CQ Ranking : 33e avec 1.614 points.
PCS Ranking : 26e avec 1.046 points.
8 victoires
5 courses UCI, 2 kermesses, 1 critérium UCI : Tour du Limbourg (Wout Van Aert), Ride Bruges (Wout Van Aert), G.P. Cerami (Wout Van Aert), Rad am Ring (Huub Duyn), G.P. Jef Scherens (Timothy Dupont).
Kermesses : Desselgem (Timothy Dupont), Grammont (Dries De Bondt). Critérium : Oostrozebeke (Timothy Dupont). Podiums : 14 (4 hors UCI).

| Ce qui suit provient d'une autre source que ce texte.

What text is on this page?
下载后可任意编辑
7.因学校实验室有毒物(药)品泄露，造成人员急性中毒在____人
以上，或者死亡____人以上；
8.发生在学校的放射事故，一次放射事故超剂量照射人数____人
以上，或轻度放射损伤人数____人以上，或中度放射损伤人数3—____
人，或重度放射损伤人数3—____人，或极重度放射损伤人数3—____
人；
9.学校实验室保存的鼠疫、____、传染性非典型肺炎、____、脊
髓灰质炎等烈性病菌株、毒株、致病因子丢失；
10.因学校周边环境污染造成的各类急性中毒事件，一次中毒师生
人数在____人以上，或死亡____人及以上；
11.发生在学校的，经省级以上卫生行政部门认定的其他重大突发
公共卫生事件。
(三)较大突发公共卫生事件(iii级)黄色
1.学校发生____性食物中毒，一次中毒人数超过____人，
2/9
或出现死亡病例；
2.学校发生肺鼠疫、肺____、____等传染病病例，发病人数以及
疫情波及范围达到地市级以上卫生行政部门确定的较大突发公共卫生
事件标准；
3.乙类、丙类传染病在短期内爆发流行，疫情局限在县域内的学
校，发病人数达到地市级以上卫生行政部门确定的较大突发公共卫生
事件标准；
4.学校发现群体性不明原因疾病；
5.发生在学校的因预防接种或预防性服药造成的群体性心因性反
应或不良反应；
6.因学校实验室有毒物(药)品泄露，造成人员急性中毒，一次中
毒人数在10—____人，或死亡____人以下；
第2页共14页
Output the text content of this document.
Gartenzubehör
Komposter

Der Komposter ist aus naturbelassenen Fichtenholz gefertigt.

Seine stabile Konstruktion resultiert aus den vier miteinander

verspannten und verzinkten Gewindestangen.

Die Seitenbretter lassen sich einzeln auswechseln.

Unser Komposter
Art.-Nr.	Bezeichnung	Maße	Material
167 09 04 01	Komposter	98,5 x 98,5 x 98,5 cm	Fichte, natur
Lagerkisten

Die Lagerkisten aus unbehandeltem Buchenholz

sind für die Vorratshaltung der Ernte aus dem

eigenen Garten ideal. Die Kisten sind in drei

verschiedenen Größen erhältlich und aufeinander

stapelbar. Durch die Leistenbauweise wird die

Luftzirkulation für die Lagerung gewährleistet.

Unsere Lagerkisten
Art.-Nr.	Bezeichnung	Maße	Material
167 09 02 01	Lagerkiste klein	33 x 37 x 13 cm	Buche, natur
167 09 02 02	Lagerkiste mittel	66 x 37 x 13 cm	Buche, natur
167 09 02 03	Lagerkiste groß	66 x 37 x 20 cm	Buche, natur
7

Top 10 : 38 (8 hors UCI).
Meilleurs coureurs classement UCI
84. Wout Van Aert 696 pts 130. Timothy Dupont 503 pts 169. Huub Duijn (P-B) 397 pts 519. Tim Merlier 144 pts 710. Arjen Livyns 95 pts 716. Stijn Devolder 94 pts 995. Dries De Bondt 55 pts 1115. Aidis Kruopis (Lit) 44 pts 1174. Lennert Teugels 40 pts 1469. Gaëtan Bille 29 pts
L'image : "Je retiens mes coureurs pesant sur la course"
"Le moment que je retiens de cette première saison ? La Coupe Sels, c’était l’été, la période où on marchait bien, où mes coureurs pesaient sur les courses", dit Nick Nuyens. "Dans la finale, il y a eu un groupe de tête de sept ou huit coureurs avec quatre gars de chez nous. Malheureusement, Stijn a crevé, il y a eu des chutes et Wout a été repris à 50 mètres du but. Il termine deuxième. En Allemagne aussi, le jour où Huub Duyn gagne, nous avions trois coureurs sur les quatre échappés (NdlR : en plus du Néerlandais, il y avait Devolder et Van Aert) . Stijn a tout roulé en tête pour les deux autres; il s’est sacrifié pour qu’on gagne alors qu’avec son palmarès, il aurait pu revendiquer la victoire."
Le noyau 2018
Arrivent (6)
Sean De Bie (Lotto - Soudal), Senne Leysen (néo-pro), Stijn Steels (Sport Vlaanderen - Baloise), David Tanner (Aus/Élite 2), Zico Waeytens (Sunweb) et, plus que vraisemblablement, Mathias De Witte (Cibel - Cebon).
Restent (10)
Dries De Bondt, Stijn Devolder, Huub Duyn (P-B), Stan Godrie (P-B), Michael Goolaerts, Jappe Jaspers, Aidis Kruopis (Lit), Tim Merlier, Wout Van Aert, Elias Van Breussegem.
Incertain (1)
Arjen Livyns.
Partent (6)
Gaëtan Bille, Sander Cordeel, Timothy Dupont (Wanty - Groupe Gobert), Christophe Prémont (arrête), Stef Van Zummeren, Otto Vergaerde.
NOTRE AVIS : Après des débuts chaotiques et hésitants, l’équipe Vérandas Willems-Crélan s’est bien reprise dans la deuxième partie de saison. Pour 2018, qui verra les vrais débuts de Wout Van Aert dans les classiques du printemps, même si elle a perdu Dupont qui ne s’est jamais entendu avec ses dirigeants, elle s’est renforcée avec deux espoirs talentueux qui ont le niveau WorldTour, De Bie et Waeytens, deux coureurs de grande expérience, Steels et Tanner, et deux jeunes prometteurs, Leysen et De Witte.